A Data Science Central Community
Date: Monday January 24, 2011; 6:30 pm 6:30 – 9:00 pm (6:30 – 7:00 networking & snacks; 7:00 – 7:10 announcements;
7:10+ presentation, Q&A)
Cost: Free and open to all who wish to attend, but membership is only $20/year. Anyone may join our mailing list at no
charge, and receive announcements of upcoming events.
Speakers: Giovanni Seni, PhD
Title: On Diversity, Complexity, and Regularization in Ensemble Models
The discovery of ensemble methods is one of the most influential developments in Data Mining and Machine Learning in the past decade. These methods combine multiple models into a single predictive
system that is more accurate than even the best of its components. The
use of ensemble methods can provide a critical boost to existing systems addressing the hardest of industrial challenges – from investment
timing to drug discovery, from fraud detection to recommendation systems
– where predictive accuracy is vital. This talk, based on a recently
published book by the speaker, offers a concise introduction to this
breakthrough topic. After a sketch of the major concerns in predictive
learning, the talk will give an overview of regularization, a key
concept driving the superior performance of modern ensemble
algorithms. It then takes a shortcut into the heart of the popular
tree-based ensemble creation strategies using recent developments from
the frontiers of statistics, where research efforts are now focused to
explain and harness the mysteries of ensembles.
Giovanni Seni is a Senior Scientist with Elder Research, Inc. (ERI) and directs ERI’s Western office. As an active data mining practitioner in Silicon Valley, he has over 15 years R&D experience in
statistical pattern recognition, data mining, and human-computer
interaction applications. He has been a member of the technical staff at
large technology companies, and a contributor at smaller organizations.
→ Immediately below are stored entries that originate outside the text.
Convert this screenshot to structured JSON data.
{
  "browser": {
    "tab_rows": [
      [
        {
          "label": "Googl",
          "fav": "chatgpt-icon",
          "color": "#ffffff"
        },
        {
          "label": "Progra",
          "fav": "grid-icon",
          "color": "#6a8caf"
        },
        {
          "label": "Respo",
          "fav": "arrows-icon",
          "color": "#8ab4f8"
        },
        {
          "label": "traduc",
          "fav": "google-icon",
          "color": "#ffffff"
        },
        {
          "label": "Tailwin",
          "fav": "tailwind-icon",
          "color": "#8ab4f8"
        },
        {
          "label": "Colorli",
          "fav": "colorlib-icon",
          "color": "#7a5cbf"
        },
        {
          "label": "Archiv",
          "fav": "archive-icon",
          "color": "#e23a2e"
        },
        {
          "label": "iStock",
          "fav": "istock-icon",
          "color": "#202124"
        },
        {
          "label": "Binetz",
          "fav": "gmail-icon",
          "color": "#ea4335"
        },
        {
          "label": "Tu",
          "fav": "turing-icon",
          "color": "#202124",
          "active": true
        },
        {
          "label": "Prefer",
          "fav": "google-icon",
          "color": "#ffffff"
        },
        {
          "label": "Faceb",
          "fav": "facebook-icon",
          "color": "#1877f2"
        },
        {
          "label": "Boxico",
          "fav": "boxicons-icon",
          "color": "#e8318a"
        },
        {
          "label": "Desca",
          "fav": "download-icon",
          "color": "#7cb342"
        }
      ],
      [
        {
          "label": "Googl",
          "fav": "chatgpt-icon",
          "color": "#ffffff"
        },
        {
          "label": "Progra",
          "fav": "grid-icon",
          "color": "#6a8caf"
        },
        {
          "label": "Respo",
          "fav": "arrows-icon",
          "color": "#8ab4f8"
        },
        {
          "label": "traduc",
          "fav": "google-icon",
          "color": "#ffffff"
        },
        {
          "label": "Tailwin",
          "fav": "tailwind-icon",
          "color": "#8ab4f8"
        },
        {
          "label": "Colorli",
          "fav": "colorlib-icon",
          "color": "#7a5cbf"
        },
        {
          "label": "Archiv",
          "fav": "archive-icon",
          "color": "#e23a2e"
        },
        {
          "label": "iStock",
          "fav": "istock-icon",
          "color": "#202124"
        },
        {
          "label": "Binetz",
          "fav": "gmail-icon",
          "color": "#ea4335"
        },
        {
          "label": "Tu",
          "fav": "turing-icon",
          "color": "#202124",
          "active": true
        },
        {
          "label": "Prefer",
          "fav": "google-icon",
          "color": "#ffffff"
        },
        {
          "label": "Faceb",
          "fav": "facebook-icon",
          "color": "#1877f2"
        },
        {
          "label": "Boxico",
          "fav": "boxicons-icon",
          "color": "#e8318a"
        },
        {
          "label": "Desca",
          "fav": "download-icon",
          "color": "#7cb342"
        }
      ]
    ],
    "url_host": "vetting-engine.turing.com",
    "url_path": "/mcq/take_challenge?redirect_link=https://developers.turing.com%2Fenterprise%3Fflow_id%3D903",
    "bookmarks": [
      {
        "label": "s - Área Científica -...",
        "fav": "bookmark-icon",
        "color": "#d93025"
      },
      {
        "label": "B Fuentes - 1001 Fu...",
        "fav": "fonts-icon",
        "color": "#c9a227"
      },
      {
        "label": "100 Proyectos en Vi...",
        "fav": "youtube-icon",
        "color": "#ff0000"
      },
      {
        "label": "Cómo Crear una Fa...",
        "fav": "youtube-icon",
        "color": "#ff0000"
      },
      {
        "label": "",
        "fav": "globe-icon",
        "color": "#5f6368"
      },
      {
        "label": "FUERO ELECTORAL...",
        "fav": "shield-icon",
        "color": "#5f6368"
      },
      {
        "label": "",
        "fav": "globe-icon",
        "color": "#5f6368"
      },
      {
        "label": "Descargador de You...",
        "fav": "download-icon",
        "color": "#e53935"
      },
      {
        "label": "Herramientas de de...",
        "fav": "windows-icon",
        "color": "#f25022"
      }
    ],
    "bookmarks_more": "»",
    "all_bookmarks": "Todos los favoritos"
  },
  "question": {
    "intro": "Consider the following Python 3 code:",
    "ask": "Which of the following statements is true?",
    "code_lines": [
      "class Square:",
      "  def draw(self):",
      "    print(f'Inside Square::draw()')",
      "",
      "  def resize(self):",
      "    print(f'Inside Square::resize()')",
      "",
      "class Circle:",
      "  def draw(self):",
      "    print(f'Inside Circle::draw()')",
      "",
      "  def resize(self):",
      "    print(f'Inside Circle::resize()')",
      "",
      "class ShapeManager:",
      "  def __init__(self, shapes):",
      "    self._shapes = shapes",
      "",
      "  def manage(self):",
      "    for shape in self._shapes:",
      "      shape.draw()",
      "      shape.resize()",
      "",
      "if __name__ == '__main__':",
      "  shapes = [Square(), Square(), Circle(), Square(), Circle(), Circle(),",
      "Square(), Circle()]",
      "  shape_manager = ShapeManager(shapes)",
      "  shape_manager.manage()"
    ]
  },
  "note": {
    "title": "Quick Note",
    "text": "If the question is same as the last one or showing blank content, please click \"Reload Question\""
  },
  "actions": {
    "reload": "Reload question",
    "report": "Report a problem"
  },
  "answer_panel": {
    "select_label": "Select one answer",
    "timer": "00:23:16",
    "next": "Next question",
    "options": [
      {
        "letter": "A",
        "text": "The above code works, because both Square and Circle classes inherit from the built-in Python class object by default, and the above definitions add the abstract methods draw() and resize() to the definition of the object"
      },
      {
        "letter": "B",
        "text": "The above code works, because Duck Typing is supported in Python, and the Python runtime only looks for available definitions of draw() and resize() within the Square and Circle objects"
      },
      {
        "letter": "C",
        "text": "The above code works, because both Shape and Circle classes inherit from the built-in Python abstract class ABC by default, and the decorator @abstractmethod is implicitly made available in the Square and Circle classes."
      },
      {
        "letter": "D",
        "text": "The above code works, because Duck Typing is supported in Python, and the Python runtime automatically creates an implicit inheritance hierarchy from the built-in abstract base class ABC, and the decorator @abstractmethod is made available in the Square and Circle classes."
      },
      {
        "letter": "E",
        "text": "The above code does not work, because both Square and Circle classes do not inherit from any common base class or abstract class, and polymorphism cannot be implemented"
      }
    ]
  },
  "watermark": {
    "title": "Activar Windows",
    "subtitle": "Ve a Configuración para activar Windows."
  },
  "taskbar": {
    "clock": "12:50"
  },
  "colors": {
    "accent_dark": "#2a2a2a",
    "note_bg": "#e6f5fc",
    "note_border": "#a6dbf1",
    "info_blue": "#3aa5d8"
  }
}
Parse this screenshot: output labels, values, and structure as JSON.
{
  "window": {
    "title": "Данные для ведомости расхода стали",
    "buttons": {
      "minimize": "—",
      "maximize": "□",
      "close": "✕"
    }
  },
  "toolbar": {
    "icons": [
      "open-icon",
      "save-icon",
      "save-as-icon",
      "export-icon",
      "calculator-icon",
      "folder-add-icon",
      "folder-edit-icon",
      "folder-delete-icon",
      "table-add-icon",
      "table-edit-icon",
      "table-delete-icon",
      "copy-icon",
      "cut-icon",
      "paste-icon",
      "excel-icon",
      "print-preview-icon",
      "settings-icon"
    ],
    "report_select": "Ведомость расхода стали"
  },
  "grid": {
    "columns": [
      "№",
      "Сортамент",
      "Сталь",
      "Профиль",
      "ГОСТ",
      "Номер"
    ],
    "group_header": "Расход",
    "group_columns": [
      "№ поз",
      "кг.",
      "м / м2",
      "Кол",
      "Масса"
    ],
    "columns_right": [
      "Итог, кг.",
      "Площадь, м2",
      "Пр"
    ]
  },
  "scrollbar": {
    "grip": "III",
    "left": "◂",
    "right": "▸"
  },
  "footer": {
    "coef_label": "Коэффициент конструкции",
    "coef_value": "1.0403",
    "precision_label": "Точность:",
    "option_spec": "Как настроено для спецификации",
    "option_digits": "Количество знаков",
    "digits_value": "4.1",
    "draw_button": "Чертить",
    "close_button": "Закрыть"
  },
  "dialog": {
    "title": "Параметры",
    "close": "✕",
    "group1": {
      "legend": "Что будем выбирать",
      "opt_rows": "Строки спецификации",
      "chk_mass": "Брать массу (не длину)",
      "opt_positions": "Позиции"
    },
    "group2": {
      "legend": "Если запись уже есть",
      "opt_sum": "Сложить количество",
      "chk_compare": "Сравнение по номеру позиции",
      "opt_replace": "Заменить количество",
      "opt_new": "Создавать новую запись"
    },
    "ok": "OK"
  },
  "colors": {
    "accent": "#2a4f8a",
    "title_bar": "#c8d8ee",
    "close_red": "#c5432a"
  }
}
He holds five US patents and has published over twenty conference and
journal articles. His book with John Elder, “Ensemble Methods in Data
Mining – Improving accuracy through combining predictions”, was
published in February 2010 by Morgan & Claypool. Giovanni is also an
adjunct faculty at the Computer Engineering Department of Santa Clara
University, where he teaches an Introduction to Pattern Recognition and
Data Mining class.